The epidemiologist said: “The NCDC was established in 2011 prior to the Ebola outbreak. However, the outbreak in 2014 was the young agency’s first experience in leading the response to a major outbreak. At the time, an ad-hoc Emergency Operations Centre had to be established and only became fully functional days into the outbreak. The Lagos University Teaching Hospital was the only laboratory in the country with the capacity to confirm cases. A Rapid Response Team had to be hastily assembled, temporary isolation centres had to be erected in strategic places and other similar ‘ad-hoc operations’. The EVD outbreak left us with a lot of lessons- the most important being the benefit of preparedness.
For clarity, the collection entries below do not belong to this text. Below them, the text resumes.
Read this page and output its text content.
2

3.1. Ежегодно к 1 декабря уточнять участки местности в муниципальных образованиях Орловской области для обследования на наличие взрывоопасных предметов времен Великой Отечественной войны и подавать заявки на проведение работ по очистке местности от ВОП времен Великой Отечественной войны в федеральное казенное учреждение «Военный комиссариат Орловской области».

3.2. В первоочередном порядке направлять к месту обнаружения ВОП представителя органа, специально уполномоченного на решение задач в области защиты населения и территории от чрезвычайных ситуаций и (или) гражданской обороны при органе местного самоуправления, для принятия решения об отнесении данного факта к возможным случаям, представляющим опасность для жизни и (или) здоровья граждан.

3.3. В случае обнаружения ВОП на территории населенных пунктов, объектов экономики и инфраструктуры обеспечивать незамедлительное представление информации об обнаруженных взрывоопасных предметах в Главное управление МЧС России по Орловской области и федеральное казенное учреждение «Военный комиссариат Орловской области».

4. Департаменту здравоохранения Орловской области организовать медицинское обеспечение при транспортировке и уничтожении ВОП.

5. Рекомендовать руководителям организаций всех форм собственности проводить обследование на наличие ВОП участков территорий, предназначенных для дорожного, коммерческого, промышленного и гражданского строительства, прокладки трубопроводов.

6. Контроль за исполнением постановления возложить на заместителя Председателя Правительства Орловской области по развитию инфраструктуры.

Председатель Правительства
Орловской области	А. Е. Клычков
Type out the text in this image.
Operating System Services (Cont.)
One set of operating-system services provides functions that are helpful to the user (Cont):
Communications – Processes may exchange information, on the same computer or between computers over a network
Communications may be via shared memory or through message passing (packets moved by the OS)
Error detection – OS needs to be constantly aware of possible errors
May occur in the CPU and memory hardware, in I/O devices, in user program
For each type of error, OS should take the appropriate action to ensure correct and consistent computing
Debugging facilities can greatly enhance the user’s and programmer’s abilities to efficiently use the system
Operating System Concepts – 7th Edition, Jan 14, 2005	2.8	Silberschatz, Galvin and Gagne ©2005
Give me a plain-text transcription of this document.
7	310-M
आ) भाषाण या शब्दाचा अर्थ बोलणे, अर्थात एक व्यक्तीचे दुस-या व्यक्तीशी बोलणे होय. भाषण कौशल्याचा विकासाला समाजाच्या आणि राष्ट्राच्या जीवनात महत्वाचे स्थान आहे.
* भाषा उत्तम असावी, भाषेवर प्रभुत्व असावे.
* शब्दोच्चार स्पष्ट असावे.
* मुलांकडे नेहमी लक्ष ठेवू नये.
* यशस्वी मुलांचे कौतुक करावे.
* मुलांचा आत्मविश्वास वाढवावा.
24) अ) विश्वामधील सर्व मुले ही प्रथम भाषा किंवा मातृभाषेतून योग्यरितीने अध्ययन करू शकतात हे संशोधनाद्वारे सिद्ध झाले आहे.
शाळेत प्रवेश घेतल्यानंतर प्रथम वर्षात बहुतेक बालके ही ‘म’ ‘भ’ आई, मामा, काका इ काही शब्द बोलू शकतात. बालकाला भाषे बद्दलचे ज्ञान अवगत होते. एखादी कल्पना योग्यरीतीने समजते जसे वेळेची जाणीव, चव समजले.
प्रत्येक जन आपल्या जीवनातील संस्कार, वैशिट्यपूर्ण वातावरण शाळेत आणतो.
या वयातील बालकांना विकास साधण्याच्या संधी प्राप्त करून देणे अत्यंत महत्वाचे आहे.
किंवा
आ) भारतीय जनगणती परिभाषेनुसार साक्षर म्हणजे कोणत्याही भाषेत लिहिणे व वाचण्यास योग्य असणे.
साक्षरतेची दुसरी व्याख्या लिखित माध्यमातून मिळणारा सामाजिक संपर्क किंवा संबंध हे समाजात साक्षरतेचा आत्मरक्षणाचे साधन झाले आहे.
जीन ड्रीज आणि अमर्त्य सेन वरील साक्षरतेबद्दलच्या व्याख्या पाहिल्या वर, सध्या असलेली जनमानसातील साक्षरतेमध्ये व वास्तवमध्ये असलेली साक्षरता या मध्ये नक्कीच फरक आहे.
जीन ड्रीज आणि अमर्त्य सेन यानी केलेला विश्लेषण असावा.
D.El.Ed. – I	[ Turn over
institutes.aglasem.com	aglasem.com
“Four years after, we have learnt that indeed national public health institutes have to be the focus of disease preparedness and response activities. They can and should provide leadership in disease surveillance and outbreak investigations, reference laboratory services, including specialist diagnostic services for rare organisms, and advise their governments on development and evaluation of public health interventions. This is the role NCDC now plays, creating a better health security infrastructure for Nigeria than what we had in 2014. With this, Nigeria is much safer and prepared than it has ever been.”
The epidemiologist said in 2017, in line with the Global Health Security Agenda, the NCDC opened up its infrastructure and domestic resources for a Joint External Evaluation (JEE) led by the WHO and experts from other public health institutes supported this across the world. “This peer review process highlighted several gaps and provided key recommendations towards strengthening our health system to effectively prevent, detect and respond to outbreaks and threats of public health importance. Close to a year after this process, several gaps have been closed; a stronger political commitment and a multi-sectorial workforce established, and we are in a better position than ever before to respond to outbreaks,” he said.